魏に邑を乗っ取られて以来、彼らは魏軍のなすがままであった。抵抗など、とてもする勇気が起こらなかった。それは致し方がなかったのであるが、だが致し方がないでは済まされないほどに、彼らの誤った判断は、これまで沛公や蕭何を翻弄し続けた。
しかし蕭何は、彼の手を取って答えた、
「― 沛公は、怒られたとしても郷里の者を殺すようなことは、なさいません。それより皆様、無事でよかった。

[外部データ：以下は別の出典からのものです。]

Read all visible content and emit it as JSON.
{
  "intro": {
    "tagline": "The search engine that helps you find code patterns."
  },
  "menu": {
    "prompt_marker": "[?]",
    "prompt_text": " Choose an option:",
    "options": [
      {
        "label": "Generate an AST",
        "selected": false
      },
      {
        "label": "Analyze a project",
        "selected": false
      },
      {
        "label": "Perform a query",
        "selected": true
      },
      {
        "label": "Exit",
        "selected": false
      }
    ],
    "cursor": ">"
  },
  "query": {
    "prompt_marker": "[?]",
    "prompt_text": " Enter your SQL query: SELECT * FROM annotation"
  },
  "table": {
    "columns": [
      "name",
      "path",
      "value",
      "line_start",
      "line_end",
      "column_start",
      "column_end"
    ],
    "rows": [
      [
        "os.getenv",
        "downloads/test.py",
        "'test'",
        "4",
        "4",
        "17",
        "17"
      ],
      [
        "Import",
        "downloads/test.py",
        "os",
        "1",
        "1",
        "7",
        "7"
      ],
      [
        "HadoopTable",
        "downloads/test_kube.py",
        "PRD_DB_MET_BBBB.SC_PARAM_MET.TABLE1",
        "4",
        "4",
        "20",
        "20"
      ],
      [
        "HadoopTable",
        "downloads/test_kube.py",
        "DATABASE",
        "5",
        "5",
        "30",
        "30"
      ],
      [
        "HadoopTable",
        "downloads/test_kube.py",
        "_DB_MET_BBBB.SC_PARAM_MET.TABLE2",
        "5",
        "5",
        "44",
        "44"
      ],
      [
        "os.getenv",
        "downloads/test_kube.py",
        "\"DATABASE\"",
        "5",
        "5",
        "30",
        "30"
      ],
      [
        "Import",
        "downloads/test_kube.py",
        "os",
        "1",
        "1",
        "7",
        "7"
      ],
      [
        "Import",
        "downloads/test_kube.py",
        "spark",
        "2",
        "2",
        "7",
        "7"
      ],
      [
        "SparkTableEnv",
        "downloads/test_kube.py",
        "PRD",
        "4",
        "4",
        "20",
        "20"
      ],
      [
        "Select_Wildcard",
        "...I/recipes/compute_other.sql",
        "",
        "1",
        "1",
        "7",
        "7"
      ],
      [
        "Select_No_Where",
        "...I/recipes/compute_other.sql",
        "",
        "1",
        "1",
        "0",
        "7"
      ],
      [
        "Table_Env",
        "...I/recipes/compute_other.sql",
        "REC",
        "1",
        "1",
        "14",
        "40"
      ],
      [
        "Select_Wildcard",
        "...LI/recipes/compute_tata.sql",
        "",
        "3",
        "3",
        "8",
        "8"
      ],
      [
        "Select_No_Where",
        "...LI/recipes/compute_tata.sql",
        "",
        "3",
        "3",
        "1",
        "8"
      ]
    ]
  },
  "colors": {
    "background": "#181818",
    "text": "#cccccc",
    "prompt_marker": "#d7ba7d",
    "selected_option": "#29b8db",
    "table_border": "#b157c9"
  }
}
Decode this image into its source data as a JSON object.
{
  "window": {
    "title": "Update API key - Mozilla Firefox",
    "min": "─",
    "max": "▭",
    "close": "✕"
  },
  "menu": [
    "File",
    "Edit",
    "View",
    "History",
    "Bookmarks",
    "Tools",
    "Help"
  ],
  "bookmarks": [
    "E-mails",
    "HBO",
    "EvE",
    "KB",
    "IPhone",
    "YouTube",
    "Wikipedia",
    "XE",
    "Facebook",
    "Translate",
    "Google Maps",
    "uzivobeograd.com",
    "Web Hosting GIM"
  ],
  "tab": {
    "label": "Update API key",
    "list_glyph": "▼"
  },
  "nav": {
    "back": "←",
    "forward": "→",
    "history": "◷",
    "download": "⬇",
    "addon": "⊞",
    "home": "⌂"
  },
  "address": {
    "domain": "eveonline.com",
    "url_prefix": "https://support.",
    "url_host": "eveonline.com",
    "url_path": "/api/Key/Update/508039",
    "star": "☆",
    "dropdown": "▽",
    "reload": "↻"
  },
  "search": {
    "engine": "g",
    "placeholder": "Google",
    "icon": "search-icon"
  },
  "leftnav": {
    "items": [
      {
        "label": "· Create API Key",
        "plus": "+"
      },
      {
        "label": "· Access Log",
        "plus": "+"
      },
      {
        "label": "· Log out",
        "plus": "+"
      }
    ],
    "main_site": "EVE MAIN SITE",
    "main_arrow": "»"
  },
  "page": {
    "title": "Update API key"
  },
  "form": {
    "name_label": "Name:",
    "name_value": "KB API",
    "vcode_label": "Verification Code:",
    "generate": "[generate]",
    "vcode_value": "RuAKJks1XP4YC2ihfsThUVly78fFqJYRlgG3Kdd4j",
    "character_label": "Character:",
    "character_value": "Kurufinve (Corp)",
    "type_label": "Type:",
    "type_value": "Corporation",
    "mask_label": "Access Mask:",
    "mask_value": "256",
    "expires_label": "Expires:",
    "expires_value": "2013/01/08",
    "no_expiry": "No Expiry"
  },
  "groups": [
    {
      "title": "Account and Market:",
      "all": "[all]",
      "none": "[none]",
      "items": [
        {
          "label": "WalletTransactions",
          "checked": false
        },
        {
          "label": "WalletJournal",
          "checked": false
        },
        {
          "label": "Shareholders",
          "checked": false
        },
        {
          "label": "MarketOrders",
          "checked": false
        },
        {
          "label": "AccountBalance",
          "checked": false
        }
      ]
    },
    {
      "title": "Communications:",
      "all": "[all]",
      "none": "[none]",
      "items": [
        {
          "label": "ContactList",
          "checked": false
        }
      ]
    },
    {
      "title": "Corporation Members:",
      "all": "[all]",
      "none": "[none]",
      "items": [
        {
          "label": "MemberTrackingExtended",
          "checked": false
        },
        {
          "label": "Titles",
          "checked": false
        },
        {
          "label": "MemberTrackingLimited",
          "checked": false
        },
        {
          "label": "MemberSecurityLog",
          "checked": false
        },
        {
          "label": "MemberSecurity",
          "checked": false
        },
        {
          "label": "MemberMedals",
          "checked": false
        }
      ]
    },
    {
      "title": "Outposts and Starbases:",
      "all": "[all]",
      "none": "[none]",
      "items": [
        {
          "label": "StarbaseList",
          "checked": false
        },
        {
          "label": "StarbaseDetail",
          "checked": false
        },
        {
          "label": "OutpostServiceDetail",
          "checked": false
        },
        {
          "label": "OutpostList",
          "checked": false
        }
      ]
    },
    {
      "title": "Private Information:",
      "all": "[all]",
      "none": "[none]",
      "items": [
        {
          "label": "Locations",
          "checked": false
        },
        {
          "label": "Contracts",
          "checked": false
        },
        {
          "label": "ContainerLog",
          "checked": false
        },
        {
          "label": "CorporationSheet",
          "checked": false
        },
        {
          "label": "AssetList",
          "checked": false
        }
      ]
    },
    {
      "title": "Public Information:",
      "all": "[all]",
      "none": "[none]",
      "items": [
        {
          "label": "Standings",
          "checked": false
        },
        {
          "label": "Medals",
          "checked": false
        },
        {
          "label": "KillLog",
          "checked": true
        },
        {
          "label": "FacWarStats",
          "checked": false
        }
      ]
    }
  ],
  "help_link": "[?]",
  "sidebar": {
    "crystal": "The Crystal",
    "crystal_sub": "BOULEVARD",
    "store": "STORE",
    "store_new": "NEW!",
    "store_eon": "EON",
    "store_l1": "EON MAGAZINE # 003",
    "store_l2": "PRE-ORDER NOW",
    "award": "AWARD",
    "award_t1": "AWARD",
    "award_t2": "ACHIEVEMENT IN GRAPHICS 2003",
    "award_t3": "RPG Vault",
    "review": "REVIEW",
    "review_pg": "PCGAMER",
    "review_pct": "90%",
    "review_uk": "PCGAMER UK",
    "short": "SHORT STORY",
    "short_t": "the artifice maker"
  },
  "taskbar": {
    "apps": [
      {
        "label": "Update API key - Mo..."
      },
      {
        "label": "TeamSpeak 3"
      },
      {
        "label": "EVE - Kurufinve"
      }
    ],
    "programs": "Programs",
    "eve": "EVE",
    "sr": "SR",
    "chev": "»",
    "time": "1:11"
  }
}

」
住民たちは、すすり泣いた。
蕭何も、釣られて泣いた。
魏が退却していった本当の理由は、豊を守るどころではなくなったからであった。
章邯の秦軍が、魏の城市を次々に陥としていった。
魏王咎は追い詰められて、臨濟の城市に移った。
章邯は、臨濟を強烈に包囲した。
魏王咎は、周市を斉と楚に派遣して、速やかな救援を依頼した。
こうして戦線が目まぐるしく動いていた頃、項羽は遠征の兵役を一段落させていた。
彼は、陳から西に向かって、この方面の秦軍を挑発していた。
襄城という城市が、陥ちなかった。
秦軍は、城市の住民を動員して、防禦に徹した。城門を固く閉ざして城壁の守りを固めれば、たとえ小さな城市であっても敵兵は容易に陥とすことができない。ゆえに、兵法では城攻めは下策だと言うのである。
項羽軍の中にいた韓信は、思った。
(力攻めでは、城を陥とすには多大の犠牲が出る。だが外交による開城が期待できない場合には、敵に我が軍の力を示すのは、やむを得ない策であるか、、、)
韓信は、城壁の一角に弱所を発見した。
彼は、項羽に進言した。
「郭(くるわ)の一角に、頂点が崩れている箇所があります。あそこに兵を入れて一気に登れば、守兵は上から攻めることができません。周囲から射かけられる矢に耐えれば、短期間で城を陥とすことができるでしょう。」
項羽は、彼の進言を即座に容れた。
「よし!一挙に陥とす!」
将の項羽は、不屈の闘志の持ち主であった。
項羽は直ちに兵に命じて、城壁を一気に登らせる指令を出した。
「矢など、気にするな!何も考えずに、登れ!」
射掛けられる矢に耐えながら、兵が雲梯を駆け登っていった。
ついに、兵が城内に突入した。
襄城は、陥落した。
項羽が襄城を屠ったのは、その後のことであった。
― 城兵を、阬(あなうめ)にす。
記録は、項羽の戦の結果について、こう記録している。
項羽は、城市を守備していた男たちを全て捕えて、穴に放り込んだ。
敵に対する、当然の報いであるとでも言いたいがごとく、彼は平然と指令した。
韓信はこのとき軍吏であったが、あまりの恐怖に処刑の作業に当ることができなかった。
(狂っている、、、項羽とは、狂っているのか?)
彼は、若い美顔の将を見た。
彼は、平常のままでその美顔を湛えていた。今は戦時の興奮も醒めて、涼やかな表情に戻っていた。時折、横の者と談笑さえしていた。
(いや、、、常人を越えた男。恐るべき将だ。)
韓信は、結局上からの指令を厭ったために、項羽への進言の功もふいにしてしまった。